If you've noticed that the prices at your local gas stations have been going up and down like a yoyo lately, you can blame it on the fickle price of oil.

Because many OPEC countries are facing domestic troubles, the general expectation is that Iran, which is the fifth largest crude oil exporter, has a larger and increasingly discernible impact on how fuel prices behave in coming months.

Energy consultancy FGE on Friday issued a stark warning of looming supply shortages due to USA sanctions against Iran, and because of disruptions elsewhere.

Kazempour Ardebili said Trump was trying to intensify tensions between Iran and Saudi Arabia and he called on the United States to join world powers in a meeting with Iran in Vienna on Friday.

US crude oil is trading on the futures market today for about $73.52 a barrel, down about $1 from the previous session. Brent crude futures were up 11c at $78.35 a barrel.

"You impose sanctions on major producers, founders of OPEC, and yet you are asking them to reduce prices?!"

"You are hammering on good guys in OPEC", he said. And that realization has helped drive up prices over the past two weeks as countries and traders worry about the security of future supplies.

Despite these measures, Goldman Sachs said in a July 4 note to clients that "the market will remain in deficit" in the second half of the year.

Even if the US government grants some waivers to allies, FGE estimated 1.7 to 2 million bpd of crude and condensate would be cut out of markets once its sanctions are implemented. Iran insists that production limits OPEC set in late 2016 still apply, and that any countries who increase beyond these levels are undermining the unity of the organization.
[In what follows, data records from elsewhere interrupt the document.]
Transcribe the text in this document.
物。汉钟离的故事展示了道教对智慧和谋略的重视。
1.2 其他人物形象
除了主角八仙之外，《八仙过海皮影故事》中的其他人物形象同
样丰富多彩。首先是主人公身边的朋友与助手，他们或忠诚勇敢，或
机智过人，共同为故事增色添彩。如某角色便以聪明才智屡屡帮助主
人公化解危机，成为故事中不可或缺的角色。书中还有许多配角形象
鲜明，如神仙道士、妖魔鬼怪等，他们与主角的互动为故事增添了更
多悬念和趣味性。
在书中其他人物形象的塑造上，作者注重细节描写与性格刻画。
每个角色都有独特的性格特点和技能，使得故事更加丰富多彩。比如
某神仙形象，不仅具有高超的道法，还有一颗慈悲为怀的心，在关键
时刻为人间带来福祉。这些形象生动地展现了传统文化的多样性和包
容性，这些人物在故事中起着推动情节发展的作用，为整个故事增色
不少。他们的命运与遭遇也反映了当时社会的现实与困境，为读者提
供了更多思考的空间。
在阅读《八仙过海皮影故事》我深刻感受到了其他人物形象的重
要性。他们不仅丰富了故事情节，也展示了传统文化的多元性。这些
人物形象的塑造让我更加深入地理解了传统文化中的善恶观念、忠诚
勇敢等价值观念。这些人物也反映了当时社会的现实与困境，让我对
"OPEC has not defined oil prices for the past 30 years, it is a financial market", said Ardebili. While the comments were ambiguous, Iranian officials in the past have threatened to block the Strait of Hormuz, a major oil shipping route, in retaliation for any hostile United States action.

Refineries purchase oil on the futures market for production, and what they pay influences what gasoline distributors pay and what retail gas stations charge consumers.